Su caso permite responder a una vieja discusión: ¿se puede separar al artista de su obra? La idealización puede sumergirnos en la indulgencia, pero así no solo estaríamos defendiendo a un criminal también resignaríamos la empatía con las víctimas. Ese tipo que maravilló al mundo no era un "niño atrapado en el cuerpo de un adulto" como la maquinaria comercial nos hacía creer, era un pedófilo. No solo se trataba de un trastornado que respondía a sus peores instintos, él orquestaba todo un engranaje que le permitía abusar sexualmente de menores.

La voz aniñada y su mundo de fantasías, confundían (y confunden). El síndrome de Peter Pan embelesaba a los padres que permitían a sus hijos compartir dormitorio con su ídolo y obnubiló a millones de personas que creían en ese estereotipo caritativo y compasible que inocentemente apadrinaba a niños durante sus giras. Ese fue el problema con Jackson y otros ídolos pop: los chicos llenan las paredes con sus fotos, compran sus discos, emulan sus pasos frente a la tele y creen conocerlo. Y romper el encantamiento no es fácil, su arte los encandiló.

Misógino y pederasta

Los relatos de las víctimas coinciden: él no escondía su misoginia ni su odio hacia la adultez.
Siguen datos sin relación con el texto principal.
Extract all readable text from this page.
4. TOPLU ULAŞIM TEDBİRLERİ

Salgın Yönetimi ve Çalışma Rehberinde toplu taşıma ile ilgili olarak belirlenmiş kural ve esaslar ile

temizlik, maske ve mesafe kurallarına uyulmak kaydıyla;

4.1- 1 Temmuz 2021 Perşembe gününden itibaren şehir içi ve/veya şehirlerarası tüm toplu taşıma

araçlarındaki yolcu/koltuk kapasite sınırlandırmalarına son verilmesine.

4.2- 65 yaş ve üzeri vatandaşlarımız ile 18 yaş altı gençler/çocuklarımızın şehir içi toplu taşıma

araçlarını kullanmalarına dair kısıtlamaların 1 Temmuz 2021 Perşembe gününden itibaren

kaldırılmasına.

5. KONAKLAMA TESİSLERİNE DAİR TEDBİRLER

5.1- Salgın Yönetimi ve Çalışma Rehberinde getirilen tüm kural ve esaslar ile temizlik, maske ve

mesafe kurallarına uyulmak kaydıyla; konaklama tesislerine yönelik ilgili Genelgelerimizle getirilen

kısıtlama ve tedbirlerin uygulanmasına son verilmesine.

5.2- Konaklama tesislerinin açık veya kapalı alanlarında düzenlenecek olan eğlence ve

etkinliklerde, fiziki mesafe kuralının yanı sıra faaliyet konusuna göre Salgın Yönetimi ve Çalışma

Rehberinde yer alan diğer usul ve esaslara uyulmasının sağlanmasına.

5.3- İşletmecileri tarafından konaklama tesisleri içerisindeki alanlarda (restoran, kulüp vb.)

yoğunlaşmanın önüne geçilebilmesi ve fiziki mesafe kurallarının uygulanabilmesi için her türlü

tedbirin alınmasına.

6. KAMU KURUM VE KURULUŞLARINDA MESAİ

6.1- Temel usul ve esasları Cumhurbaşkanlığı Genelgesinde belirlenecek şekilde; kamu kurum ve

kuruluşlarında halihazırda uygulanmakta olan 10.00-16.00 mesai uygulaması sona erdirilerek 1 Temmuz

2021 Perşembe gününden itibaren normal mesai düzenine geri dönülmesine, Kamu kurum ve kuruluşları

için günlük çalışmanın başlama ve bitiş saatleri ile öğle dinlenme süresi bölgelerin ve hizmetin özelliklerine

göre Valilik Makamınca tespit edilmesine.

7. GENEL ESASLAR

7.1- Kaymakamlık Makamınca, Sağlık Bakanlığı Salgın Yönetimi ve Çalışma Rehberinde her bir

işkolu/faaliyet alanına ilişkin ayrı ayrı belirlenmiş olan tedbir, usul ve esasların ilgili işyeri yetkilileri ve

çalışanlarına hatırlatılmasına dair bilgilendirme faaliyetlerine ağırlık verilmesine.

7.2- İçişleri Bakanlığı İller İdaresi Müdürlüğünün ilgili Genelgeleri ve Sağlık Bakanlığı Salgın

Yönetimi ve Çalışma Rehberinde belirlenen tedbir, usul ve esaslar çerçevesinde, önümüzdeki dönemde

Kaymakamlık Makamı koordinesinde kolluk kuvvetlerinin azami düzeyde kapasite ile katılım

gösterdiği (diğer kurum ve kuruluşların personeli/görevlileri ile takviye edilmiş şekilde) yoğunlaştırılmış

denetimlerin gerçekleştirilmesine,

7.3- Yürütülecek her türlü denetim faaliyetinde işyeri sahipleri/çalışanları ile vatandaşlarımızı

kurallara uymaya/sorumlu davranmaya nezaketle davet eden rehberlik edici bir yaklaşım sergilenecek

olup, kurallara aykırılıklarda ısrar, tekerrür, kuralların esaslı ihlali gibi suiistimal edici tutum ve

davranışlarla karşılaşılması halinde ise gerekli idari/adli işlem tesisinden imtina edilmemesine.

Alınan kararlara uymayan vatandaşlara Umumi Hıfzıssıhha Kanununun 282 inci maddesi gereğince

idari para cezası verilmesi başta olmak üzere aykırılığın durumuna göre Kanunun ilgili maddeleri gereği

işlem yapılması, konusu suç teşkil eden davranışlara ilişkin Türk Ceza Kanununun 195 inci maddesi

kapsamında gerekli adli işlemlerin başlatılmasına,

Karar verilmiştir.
Una conducta que las crónicas solían justificar y explicar con los relatos sobre su infancia. Su padre, Joseph Walter Jackson, le arrebató la niñez y exprimió su talento a través de la violencia psicológica y física. Lo golpeaba para volverlo dócil y también lo humillaba por el tamaño de su nariz, su acné y su cabello. Aquello lo convirtió en alguien desconfiado que añoraba todo eso que no pudo vivir en el momento indicado y lo forzó cuando ya era muy tarde.

En este sentido es sorprendente como Wade Robson y James Safechuck, dos chicos que confiesan haber sido abusados, no llegan a comprender si esa postura era consciente o no. ¿Era un arma de seducción o una forma de expresión genuina? Ningún material al respecto es certero al respecto -ni siquiera aquellos con los pormenores de sus delitos sexuales- y todos terminan por sentenciar que el monstruo convivía con ese adulto extravagante que tenía un pie en el País del Nunca Jamás y otro en la industria del entretenimiento.

Con la muerte del artista, a sus 50 años, la conmoción global casi borra la pésima imagen que dejó en sus últimas apariciones públicas (cuando evidenció el destrato hacia sus propios hijos). Sin embargo, a pesar de que un juzgado lo declaró inocente por faltas de pruebas en 2005, las voces de los abusados no se acallan y vuelven a interpelarnos. ¿Hay que dejar de escucharlo? Aunque eso corre por cuenta personal, no se debería silenciar una obra tan maravillosa. Pero es evidente que muchos ya no lo sienten como alguien inmaculado ni mucho menos como una víctima. Jackson fue un genio, sí. Un abusador perverso y manipulador, también.